The RHH fix seems more subtle than at first glance. The code also has elsewhere this

        /// Indicates both the desired location and the hash signature of the key.
        fn desired_location<K: Hashable>(&self, key: &K) -> usize {
            let hash: usize = key.hashed().into().try_into().unwrap();
            hash / self.divisor
        }

where the try_into() is from u64 to usize.

The code is not currently active, though .. it could become so in the future when I get some time. Ideally it wouldn't silently break the WASM builds, though this is an example of where it could/would.

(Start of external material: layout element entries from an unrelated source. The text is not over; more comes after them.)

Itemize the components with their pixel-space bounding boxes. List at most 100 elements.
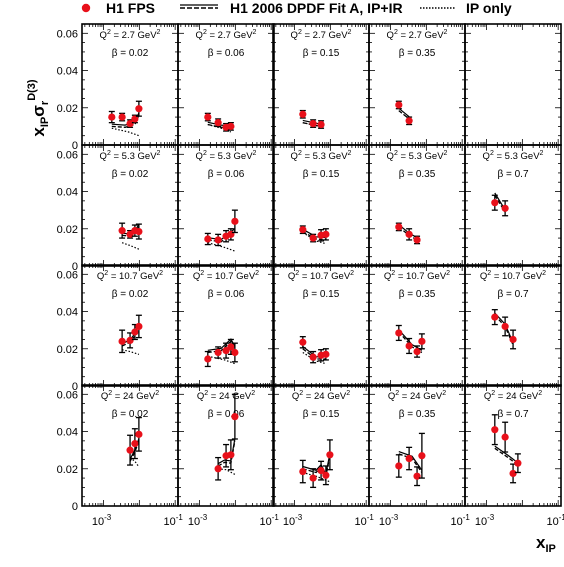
ip-only-curve — [129, 457, 140, 468]
q2-part: Q — [291, 30, 298, 41]
q2-part: 2 — [255, 270, 259, 277]
data-point — [135, 105, 143, 113]
panel-frame — [272, 384, 370, 507]
ip-only-curve — [218, 468, 236, 475]
q2-part: 2 — [490, 150, 494, 157]
panel-q2-label: Q2 = 24 GeV2 — [292, 390, 350, 402]
panel-frame — [177, 144, 275, 267]
ip-only-curve — [111, 127, 140, 137]
q2-part: 2 — [298, 150, 302, 157]
data-point — [131, 115, 139, 123]
q2-part: Q — [97, 271, 104, 282]
data-point — [514, 459, 522, 467]
q2-part: Q — [196, 151, 203, 162]
panel-frame — [368, 384, 466, 507]
x-tick-label-exp: -1 — [463, 513, 471, 522]
q2-part: = 24 GeV — [112, 391, 156, 402]
data-point — [214, 236, 222, 244]
data-point — [214, 348, 222, 357]
q2-part: 2 — [107, 150, 111, 157]
fit-curve-solid — [398, 451, 423, 471]
data-point — [309, 119, 317, 128]
q2-part: 2 — [298, 29, 302, 36]
data-point — [214, 119, 222, 127]
panel-q2-label: Q2 = 24 GeV2 — [484, 390, 542, 402]
data-point — [299, 110, 307, 118]
panel-beta-label: β = 0.02 — [112, 169, 149, 180]
legend: H1 FPS H1 2006 DPDF Fit A, IP+IR IP only — [81, 0, 512, 16]
data-point — [413, 347, 421, 356]
y-tick-label: 0.04 — [57, 66, 78, 78]
panel-q2-label: Q2 = 10.7 GeV2 — [193, 270, 259, 282]
data-point — [322, 230, 330, 238]
data-point — [299, 226, 307, 234]
panel-frame — [464, 264, 562, 387]
q2-part: = 5.3 GeV — [398, 151, 444, 162]
q2-part: Q — [480, 271, 487, 282]
data-point — [395, 329, 403, 337]
q2-part: Q — [483, 151, 490, 162]
q2-part: 2 — [203, 29, 207, 36]
data-point — [126, 336, 134, 344]
data-point — [405, 454, 413, 463]
data-point — [501, 322, 509, 331]
x-tick-label-exp: -1 — [176, 513, 184, 522]
panel-frame — [368, 23, 466, 146]
x-tick-label: 10-3 — [379, 513, 399, 528]
y-tick-label: 0.02 — [57, 224, 78, 236]
ip-only-curve — [121, 242, 140, 250]
panel-frame — [177, 384, 275, 507]
q2-part: 2 — [104, 270, 108, 277]
y-tick-label: 0.02 — [57, 103, 78, 115]
q2-part: = 10.7 GeV — [108, 271, 160, 282]
panel-q2-label: Q2 = 2.7 GeV2 — [196, 29, 257, 41]
data-point — [309, 353, 317, 361]
data-point — [204, 235, 212, 243]
q2-part: 2 — [444, 150, 448, 157]
q2-part: = 5.3 GeV — [111, 151, 157, 162]
q2-part: 2 — [155, 390, 159, 397]
data-point — [501, 204, 509, 212]
y-tick-label: 0.04 — [57, 307, 78, 319]
legend-ip-label: IP only — [466, 0, 512, 16]
panel-beta-label: β = 0.15 — [303, 169, 340, 180]
panel-beta-label: β = 0.7 — [497, 289, 528, 300]
data-point — [204, 355, 212, 363]
y-title-sigma: σ — [29, 105, 48, 117]
data-point — [491, 426, 499, 434]
q2-part: 2 — [253, 150, 257, 157]
panel-q2-label: Q2 = 5.3 GeV2 — [483, 150, 544, 162]
panel-beta-label: β = 0.02 — [112, 289, 149, 300]
data-point — [501, 433, 509, 441]
x-tick-label-exp: -3 — [295, 513, 303, 522]
q2-part: Q — [484, 391, 491, 402]
data-point — [227, 451, 235, 459]
x-title-x: x — [536, 533, 546, 552]
y-tick-label: 0.06 — [57, 269, 78, 281]
x-tick-label: 10-3 — [92, 513, 112, 528]
y-tick-label: 0.02 — [57, 464, 78, 476]
panel-beta-label: β = 0.35 — [399, 169, 436, 180]
data-point — [231, 348, 239, 357]
data-point — [405, 230, 413, 238]
panel-frame — [177, 264, 275, 387]
q2-part: = 24 GeV — [399, 391, 443, 402]
data-point — [231, 217, 239, 225]
data-point — [131, 440, 139, 448]
q2-part: 2 — [157, 150, 161, 157]
fit-curve-dashed — [398, 110, 410, 120]
y-tick-label: 0 — [72, 381, 78, 393]
panel-beta-label: β = 0.15 — [303, 48, 340, 59]
panel-beta-label: β = 0.35 — [399, 289, 436, 300]
legend-data-label: H1 FPS — [106, 0, 155, 16]
y-title-ip: IP — [39, 117, 51, 127]
q2-part: 2 — [540, 150, 544, 157]
ip-only-curve — [207, 355, 236, 365]
y-tick-label: 0 — [72, 261, 78, 273]
panel-q2-label: Q2 = 24 GeV2 — [388, 390, 446, 402]
panel-q2-label: Q2 = 5.3 GeV2 — [196, 150, 257, 162]
panel-beta-label: β = 0.7 — [497, 409, 528, 420]
panel-frame — [272, 264, 370, 387]
data-point — [317, 467, 325, 475]
panel-frame — [464, 23, 562, 146]
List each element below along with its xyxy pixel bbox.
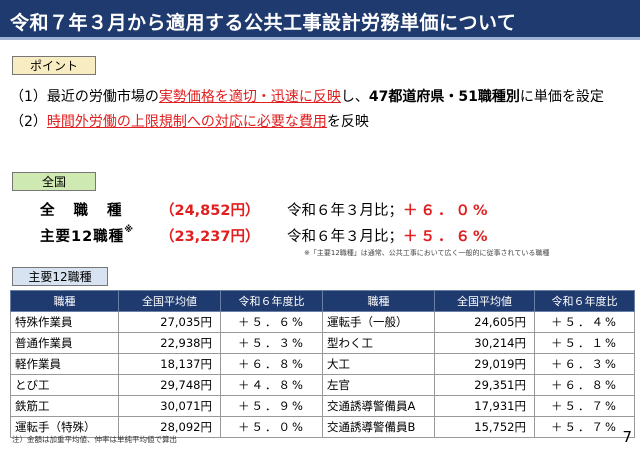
ratio-cell: ＋５．９% <box>220 395 323 417</box>
ratio-cell: ＋６．８% <box>534 374 635 396</box>
summary-value-all: （24,852円） <box>160 203 260 219</box>
all-tag: 全国 <box>12 172 96 191</box>
summary-compare-major-value: ＋５．６% <box>403 229 491 245</box>
ratio-cell: ＋５．１% <box>534 332 635 354</box>
table-header-row: 職種 全国平均値 令和６年度比 職種 全国平均値 令和６年度比 <box>10 290 635 312</box>
point-1-highlight: 実勢価格を適切・迅速に反映 <box>158 89 341 105</box>
avg-cell: 18,137円 <box>118 353 221 375</box>
job-cell: 型わく工 <box>322 332 435 354</box>
wage-table: 職種 全国平均値 令和６年度比 職種 全国平均値 令和６年度比 特殊作業員 27… <box>10 290 635 438</box>
ratio-cell: ＋６．３% <box>534 353 635 375</box>
header-avg-left: 全国平均値 <box>118 290 221 312</box>
footnote: 注）金額は加重平均値、伸率は単純平均値で算出 <box>12 435 177 444</box>
table-row: 軽作業員 18,137円 ＋６．８% 大工 29,019円 ＋６．３% <box>10 353 635 375</box>
summary-footnote: ※「主要12職種」は通常、公共工事において広く一般的に従事されている職種 <box>304 249 550 257</box>
job-cell: 交通誘導警備員B <box>322 416 435 438</box>
avg-cell: 29,351円 <box>434 374 535 396</box>
point-2-post: を反映 <box>326 114 369 130</box>
summary-note-mark: ※ <box>124 225 133 235</box>
point-2-num: （2） <box>10 114 47 130</box>
point-1-bold: 47都道府県・51職種別 <box>368 89 520 105</box>
point-line-2: （2）時間外労働の上限規制への対応に必要な費用を反映 <box>10 111 369 131</box>
summary-label-major-text: 主要12職種 <box>40 229 125 245</box>
point-tag: ポイント <box>12 56 96 75</box>
ratio-cell: ＋５．３% <box>220 332 323 354</box>
avg-cell: 30,071円 <box>118 395 221 417</box>
summary-value-major: （23,237円） <box>160 229 260 245</box>
summary-label-all: 全職種 <box>40 203 141 219</box>
ratio-cell: ＋５．４% <box>534 311 635 333</box>
table-row: とび工 29,748円 ＋４．８% 左官 29,351円 ＋６．８% <box>10 374 635 396</box>
job-cell: 鉄筋工 <box>10 395 119 417</box>
job-cell: 左官 <box>322 374 435 396</box>
header-ratio-left: 令和６年度比 <box>220 290 323 312</box>
job-cell: とび工 <box>10 374 119 396</box>
avg-cell: 24,605円 <box>434 311 535 333</box>
header-job-left: 職種 <box>10 290 119 312</box>
title-bar: 令和７年３月から適用する公共工事設計労務単価について <box>0 0 640 40</box>
avg-cell: 29,019円 <box>434 353 535 375</box>
page-number: 7 <box>622 428 632 446</box>
summary-compare-major-label: 令和６年３月比； <box>287 229 403 245</box>
job-cell: 運転手（特殊） <box>10 416 119 438</box>
job-cell: 大工 <box>322 353 435 375</box>
header-job-right: 職種 <box>322 290 435 312</box>
job-cell: 普通作業員 <box>10 332 119 354</box>
job-cell: 軽作業員 <box>10 353 119 375</box>
avg-cell: 17,931円 <box>434 395 535 417</box>
avg-cell: 27,035円 <box>118 311 221 333</box>
job-cell: 交通誘導警備員A <box>322 395 435 417</box>
avg-cell: 15,752円 <box>434 416 535 438</box>
page-title: 令和７年３月から適用する公共工事設計労務単価について <box>10 12 517 34</box>
summary-compare-all-label: 令和６年３月比； <box>287 203 403 219</box>
major-tag: 主要12職種 <box>12 267 108 286</box>
summary-compare-all: 令和６年３月比；＋６．０% <box>287 199 491 220</box>
table-row: 鉄筋工 30,071円 ＋５．９% 交通誘導警備員A 17,931円 ＋５．７% <box>10 395 635 417</box>
header-ratio-right: 令和６年度比 <box>534 290 635 312</box>
ratio-cell: ＋６．８% <box>220 353 323 375</box>
ratio-cell: ＋５．７% <box>534 395 635 417</box>
ratio-cell: ＋５．０% <box>220 416 323 438</box>
avg-cell: 29,748円 <box>118 374 221 396</box>
summary-label-major: 主要12職種※ <box>40 225 133 246</box>
table-row: 普通作業員 22,938円 ＋５．３% 型わく工 30,214円 ＋５．１% <box>10 332 635 354</box>
point-1-mid: し、 <box>340 89 369 105</box>
point-2-highlight: 時間外労働の上限規制への対応に必要な費用 <box>46 114 327 130</box>
point-line-1: （1）最近の労働市場の実勢価格を適切・迅速に反映し、47都道府県・51職種別に単… <box>10 86 604 106</box>
ratio-cell: ＋５．６% <box>220 311 323 333</box>
point-1-num: （1） <box>10 89 47 105</box>
ratio-cell: ＋４．８% <box>220 374 323 396</box>
table-row: 特殊作業員 27,035円 ＋５．６% 運転手（一般） 24,605円 ＋５．４… <box>10 311 635 333</box>
table-row: 運転手（特殊） 28,092円 ＋５．０% 交通誘導警備員B 15,752円 ＋… <box>10 416 635 438</box>
summary-compare-all-value: ＋６．０% <box>403 203 491 219</box>
point-1-post: に単価を設定 <box>519 89 604 105</box>
avg-cell: 30,214円 <box>434 332 535 354</box>
avg-cell: 22,938円 <box>118 332 221 354</box>
header-avg-right: 全国平均値 <box>434 290 535 312</box>
summary-compare-major: 令和６年３月比；＋５．６% <box>287 225 491 246</box>
ratio-cell: ＋５．７% <box>534 416 635 438</box>
job-cell: 運転手（一般） <box>322 311 435 333</box>
job-cell: 特殊作業員 <box>10 311 119 333</box>
point-1-pre: 最近の労働市場の <box>46 89 159 105</box>
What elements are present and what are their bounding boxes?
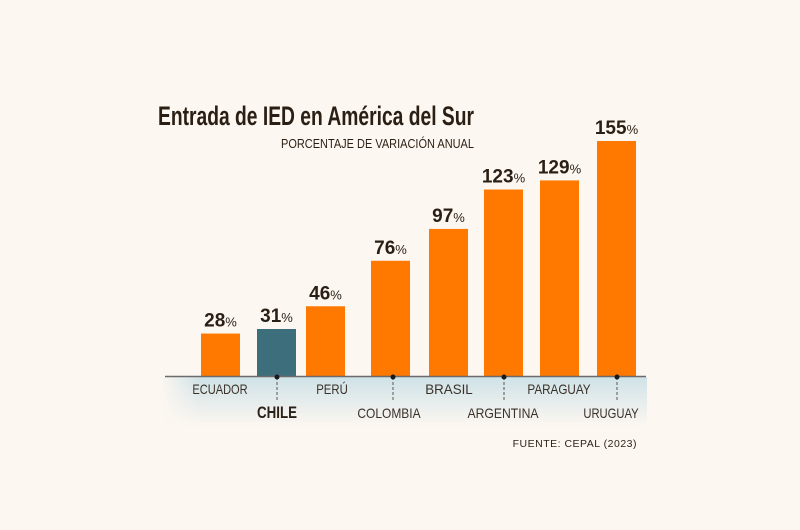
value-label-chile: 31% bbox=[260, 306, 293, 327]
tick-dot bbox=[614, 374, 620, 380]
chart-subtitle: PORCENTAJE DE VARIACIÓN ANUAL bbox=[281, 136, 474, 151]
value-unit: % bbox=[453, 210, 465, 225]
bar-colombia bbox=[371, 260, 410, 376]
category-label-argentina: ARGENTINA bbox=[467, 405, 539, 421]
value-unit: % bbox=[627, 122, 639, 137]
category-label-brasil: BRASIL bbox=[425, 381, 473, 397]
bar-paraguay bbox=[540, 180, 579, 376]
category-label-chile: CHILE bbox=[257, 403, 297, 422]
tick-dot bbox=[274, 374, 280, 380]
value-label-paraguay: 129% bbox=[538, 157, 582, 178]
value-label-ecuador: 28% bbox=[204, 311, 237, 332]
value-label-colombia: 76% bbox=[374, 238, 407, 259]
chart-title: Entrada de IED en América del Sur bbox=[158, 101, 474, 131]
value-number: 46 bbox=[309, 283, 330, 304]
bar-argentina bbox=[484, 189, 523, 376]
bar-chile bbox=[257, 329, 296, 376]
value-label-argentina: 123% bbox=[482, 167, 526, 188]
bar-peru bbox=[306, 306, 345, 376]
value-number: 28 bbox=[204, 311, 225, 332]
value-number: 97 bbox=[432, 206, 453, 227]
category-label-uruguay: URUGUAY bbox=[583, 405, 639, 421]
value-label-uruguay: 155% bbox=[595, 118, 639, 139]
bar-ecuador bbox=[201, 333, 240, 376]
category-label-colombia: COLOMBIA bbox=[357, 405, 421, 421]
category-label-ecuador: ECUADOR bbox=[192, 381, 247, 397]
tick-dot bbox=[501, 374, 507, 380]
bar-uruguay bbox=[597, 141, 636, 376]
category-label-paraguay: PARAGUAY bbox=[527, 381, 591, 397]
value-unit: % bbox=[225, 315, 237, 330]
value-label-peru: 46% bbox=[309, 283, 342, 304]
value-number: 155 bbox=[595, 118, 627, 139]
category-label-peru: PERÚ bbox=[316, 381, 348, 397]
value-unit: % bbox=[570, 161, 582, 176]
bar-brasil bbox=[429, 228, 468, 376]
value-number: 31 bbox=[260, 306, 282, 327]
value-unit: % bbox=[395, 242, 407, 257]
tick-dot bbox=[390, 374, 396, 380]
value-number: 76 bbox=[374, 238, 395, 259]
value-number: 129 bbox=[538, 157, 570, 178]
value-unit: % bbox=[514, 171, 526, 186]
value-unit: % bbox=[330, 287, 342, 302]
source-note: FUENTE: CEPAL (2023) bbox=[513, 438, 637, 450]
value-unit: % bbox=[281, 310, 293, 325]
value-number: 123 bbox=[482, 167, 514, 188]
value-label-brasil: 97% bbox=[432, 206, 465, 227]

My understanding of WASM is that 64-bit types are fine, just that usize is 32 bits. So, probably the right thing here (and perhaps elsewhere) is to be more serious about either using u64 throughout, or pivoting to usize earlier (and using it throughout).

oli-w commented 1 month ago

Apologies for my lack of reply sooner - I've been away. Thanks for making progress on these changes 😃.

The DD changes miss an important use in the dogsdogsdogs project

Ah yes, I haven't used that before.

We could also just not have dogs3 compile on web assembly / delay that work until someone needs it.

I'd be very happy with that - I have had a lot of fun composing DD operators without having to reach for what dogsdogsdogs provides.

My understanding of WASM is that 64-bit types are fine, just that usize is 32 bits

Yep that's right, similar to using u128 on a 64-bit machine. There may be other issues that aren't exposed until runtime of some code paths - full disclosure: I tried out making the surgical changes required to get DD working in WASM, found issues, fixed, rinse-and-repeat, rather than reading through all the code to find where usize being 32 might be problematic. The left shift was picked up by the compiler - you can reproduce with cargo build --target wasm32-unknown-unknown.

Let me know if there's something I can help with that doesn't involve changing production "load-bearing" code. E.g. setting up some tests as suggested - details for WASM: https://rustwasm.github.io/wasm-bindgen/wasm-bindgen-test/index.html. Note this does run the compiled WASM using Node JS. Or I can provide a basic WASM example for motivation - play around with an interactive dataflow by visiting a web page and clicking on some buttons.